DEAR PET TALK: What kind of jobs and services do dogs do? Yania Rentas, Goodrich Academy, Fitchburg
DEAR YANIA: Canines have more jobs every year, it seems. A few weeks ago, we wrote about the services that dogs can do in the medical sphere (detecting chemicals from the human body; letting a diabetic person know their sugar levels are unstable, for example). Dogs can do delicate work with their noses, or demanding physical work, such as pulling a sled or cart.
Keifer, a Bernese mountain dog who works with owner Cap Corduan with Be PAWSitive Therapy Pets, comes from an ancient breed of canine designed to travel over snowy, mountainous terrain with supplies when the snow is too deep for horses.
Other sled dogs include huskies (of course!). Dogs that love to work in winter are fascinating. If you go north of the Arctic Circle, and visit the people of Lapland, you might get to see a Finnish Lapphund herding reindeer (which has to be very helpful to Santa Claus, since they only work outside the area one night a year).
Some dogs are used at golf courses and parks to chase Canada geese away — or to discourage them from nesting and befouling an area. Other dogs are definitely one of a kind.
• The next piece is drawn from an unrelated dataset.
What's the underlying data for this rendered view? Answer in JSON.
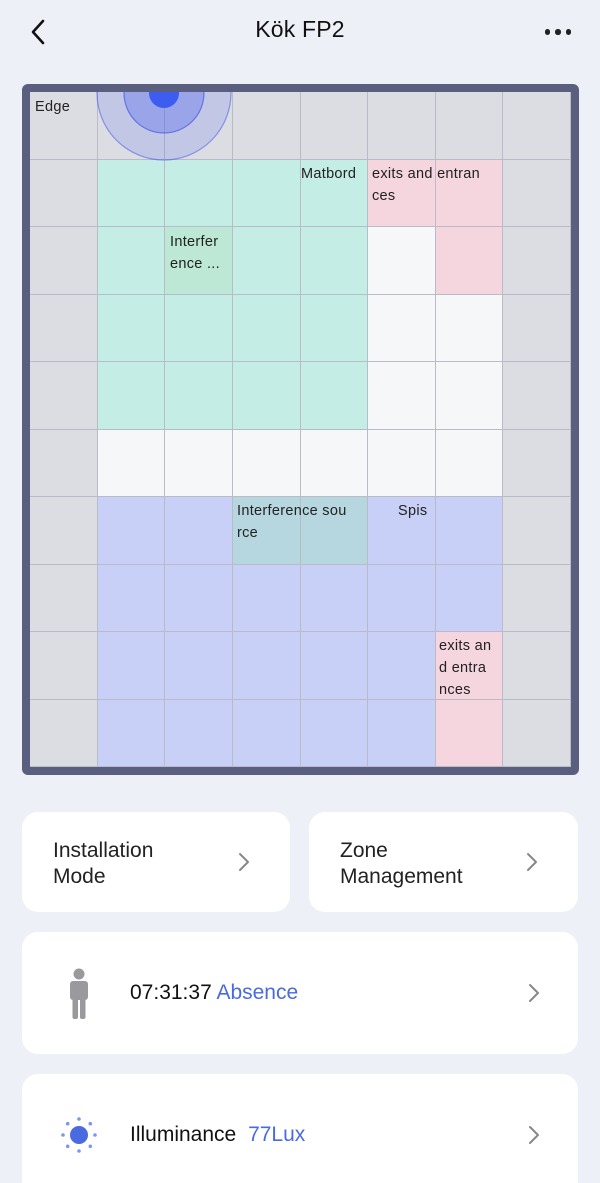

For example Alex Schulze of Florida, director of the foundation 4Ocean, trained his two black labs to dive for lobsters. Yes, there is video footage of Lila and Maverick plunging elegantly into turquoise blue lobster and retrieving a spiny lobster (which don’t have the claws our northerly lobsters do). Labrador retrievers are bred to swim and fetch items, but Schulze says it took him two years to teach them, because they needed to learn how to make their back legs get them down to 15 feet!
But to get back to how much a dog’s nose “knows,” there is a variety, the Italian Lagotto Romagnolo, which have been trained to hunt truffles. Yes, pigs are traditionally used, but porkers would be happy eating all they find. For the Lagotti, a truffle is no big deal.